31 Dec 12
31 Dec 12 11:24 am
I don't know whether or not the case above is abstract or real, but in Australia and most other places, it is illegal to engage in conduct likely to confuse people in terms of the traders, even without a registered trademark. When trademarks are brought into the equation, it is best to steer clear, especially if it is the words alone that are registered and without a logo.
Ownership of trademarked words for a given industry type gives the trader a monopoly on them and woe betide anyone who uses those words to promote a rival business!
So for example, we own the trademark "snake man" for all things reptile in several jurisdictions including Australia and the USA. Now if someone registered a web domain "snakeman" and traded for the same sort of thing. We'd be hitting them up for infringement and closing them down.
Now in our case we also have the registered trademark "snakeman", but it isn't really neccessary to protect our turf.

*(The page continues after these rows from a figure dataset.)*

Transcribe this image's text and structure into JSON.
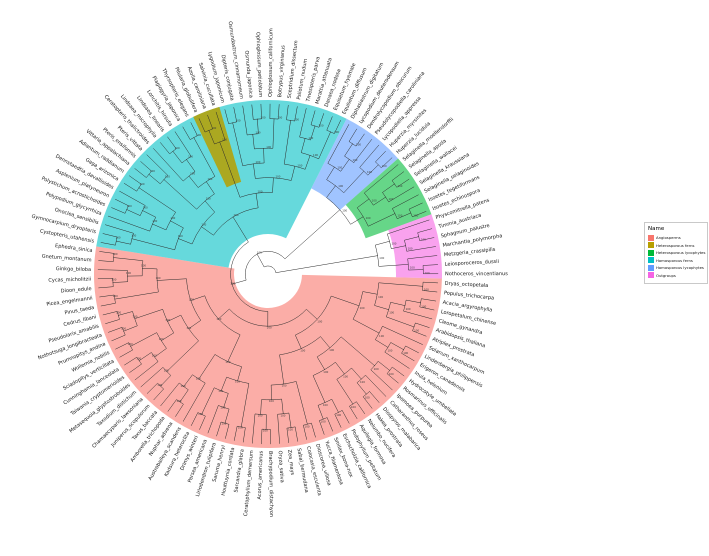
{
  "legend": {
    "title": "Name",
    "items": [
      {
        "label": "Angiosperms",
        "color": "#F8766D"
      },
      {
        "label": "Heterosporous ferns",
        "color": "#B79F00"
      },
      {
        "label": "Heterosporous lycophytes",
        "color": "#00BA38"
      },
      {
        "label": "Homosporous ferns",
        "color": "#00BFC4"
      },
      {
        "label": "Homosporous lycophytes",
        "color": "#619CFF"
      },
      {
        "label": "Outgroups",
        "color": "#F564E3"
      }
    ]
  },
  "chart_data": {
    "type": "tree",
    "subtype": "circular-fan-cladogram",
    "tip_count": 117,
    "node_support_label": "100",
    "groups": [
      {
        "key": "angiosperms",
        "legend": "Angiosperms",
        "color": "#F8766D",
        "tips": [
          "Dryas_octopetala",
          "Populus_trichocarpa",
          "Acacia_argyrophylla",
          "Loropetalum_chinense",
          "Cleome_gynandra",
          "Arabidopsis_thaliana",
          "Atriplex_prostrata",
          "Solanum_xanthocarpum",
          "Lindenbergia_philippensis",
          "Erigeron_canadensis",
          "Inula_helenium",
          "Hydrocotyle_umbellata",
          "Rosmarinus_officinalis",
          "Ipomoea_purpurea",
          "Catharanthus_roseus",
          "Diospyros_malabarica",
          "Hakea_prostrata",
          "Nelumbo_nucifera",
          "Aquilegia_formosa",
          "Podophyllum_peltatum",
          "Eschscholzia_californica",
          "Smilax_bona-nox",
          "Yucca_filamentosa",
          "Dioscorea_villosa",
          "Colocasia_esculenta",
          "Sabal_bermudana",
          "Zea_mays",
          "Oryza_sativa",
          "Brachypodium_distachyon",
          "Acorus_americanus",
          "Ceratophyllum_demersum",
          "Sarcandra_glabra",
          "Houttuynia_cordata",
          "Saruma_henryi",
          "Liriodendron_tulipifera",
          "Persea_americana",
          "Drimys_winteri",
          "Kadsura_heteroclita",
          "Austrobaileya_scandens",
          "Nuphar_advena",
          "Amborella_trichopoda",
          "Taxus_baccata",
          "Juniperus_scopulorum",
          "Chamaecyparis_lawsoniana",
          "Taxodium_distichum",
          "Metasequoia_glyptostroboides",
          "Taiwania_cryptomerioides",
          "Cunninghamia_lanceolata",
          "Sciadopitys_verticillata",
          "Wollemia_nobilis",
          "Prumnopitys_andina",
          "Nothotsuga_longibracteata",
          "Pseudolarix_amabilis",
          "Cedrus_libani",
          "Pinus_taeda",
          "Picea_engelmannii",
          "Dioon_edule",
          "Cycas_micholitzii",
          "Ginkgo_biloba",
          "Gnetum_montanum",
          "Ephedra_sinica"
        ]
      },
      {
        "key": "homosporous-ferns-a",
        "legend": "Homosporous ferns",
        "color": "#00BFC4",
        "tips": [
          "Cystopteris_utahensis",
          "Gymnocarpium_dryopteris",
          "Onoclea_sensibilis",
          "Polypodium_glycyrrhiza",
          "Polystichum_acrostichoides",
          "Asplenium_platyneuron",
          "Dennstaedtia_davallioides",
          "Gaga_arizonica",
          "Adiantum_raddianum",
          "Vittaria_appalachiana",
          "Pteris_ensiformis",
          "Pteris_vittata",
          "Ceratopteris_thalictroides",
          "Lindsaea_microphylla",
          "Lindsaea_linearis",
          "Lonchitis_hirsuta",
          "Plagiogyria_japonica",
          "Thyrsopteris_elegans"
        ]
      },
      {
        "key": "heterosporous-ferns",
        "legend": "Heterosporous ferns",
        "color": "#B79F00",
        "tips": [
          "Pilularia_globulifera",
          "Azolla_caroliniana",
          "Salvinia_cucullata"
        ]
      },
      {
        "key": "homosporous-ferns-b",
        "legend": "Homosporous ferns",
        "color": "#00BFC4",
        "tips": [
          "Lygodium_japonicum",
          "Dipteris_conjugata",
          "Osmundastrum_cinnamomeum",
          "Osmunda_japonica",
          "Ophioglossum_petiolatum",
          "Ophioglossum_californicum",
          "Botrypus_virginianus",
          "Sceptridium_dissectum",
          "Psilotum_nudum",
          "Tmesipteris_parva",
          "Marattia_attenuata",
          "Danaea_nodosa",
          "Equisetum_hyemale",
          "Equisetum_diffusum"
        ]
      },
      {
        "key": "homosporous-lycophytes",
        "legend": "Homosporous lycophytes",
        "color": "#619CFF",
        "tips": [
          "Diphasiastrum_digitatum",
          "Lycopodium_deuterodensum",
          "Dendrolycopodium_obscurum",
          "Pseudolycopodiella_caroliniana",
          "Lycopodiella_appressa",
          "Huperzia_myrsinites",
          "Huperzia_lucidula"
        ]
      },
      {
        "key": "heterosporous-lycophytes",
        "legend": "Heterosporous lycophytes",
        "color": "#00BA38",
        "tips": [
          "Selaginella_moellendorffii",
          "Selaginella_apoda",
          "Selaginella_wallacei",
          "Selaginella_kraussiana",
          "Selaginella_selaginoides",
          "Isoetes_tegetiformans",
          "Isoetes_echinospora"
        ]
      },
      {
        "key": "outgroups",
        "legend": "Outgroups",
        "color": "#F564E3",
        "tips": [
          "Physcomitrella_patens",
          "Timmia_austriaca",
          "Sphagnum_palustre",
          "Marchantia_polymorpha",
          "Metzgeria_crassipilis",
          "Leiosporoceros_dussii",
          "Nothoceros_vincentianus"
        ]
      }
    ]
  }
}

Ditto if someone took a domain "snakemen" to flog the same sort of stuff.
There is a stack of legal precedents of bootleggers getting stung hard for ripping off trademarks by doing SEO to jump them in search. We list some on a website.
We have successfully actioned several bootleggers for this very act and are in the process of dealing with two bootleggers this week of one of our registered trademarks (two trademarks for the same words), who have used black hat SEO to usurp us in search by both posting backlinks for themselves using the registered trademark words in metatags, anchor text and the like and simultaneously "link boming" our site to knock it off the top of Google. The cost to us (and gain to them) is measurable in the tens of thousands of dollars!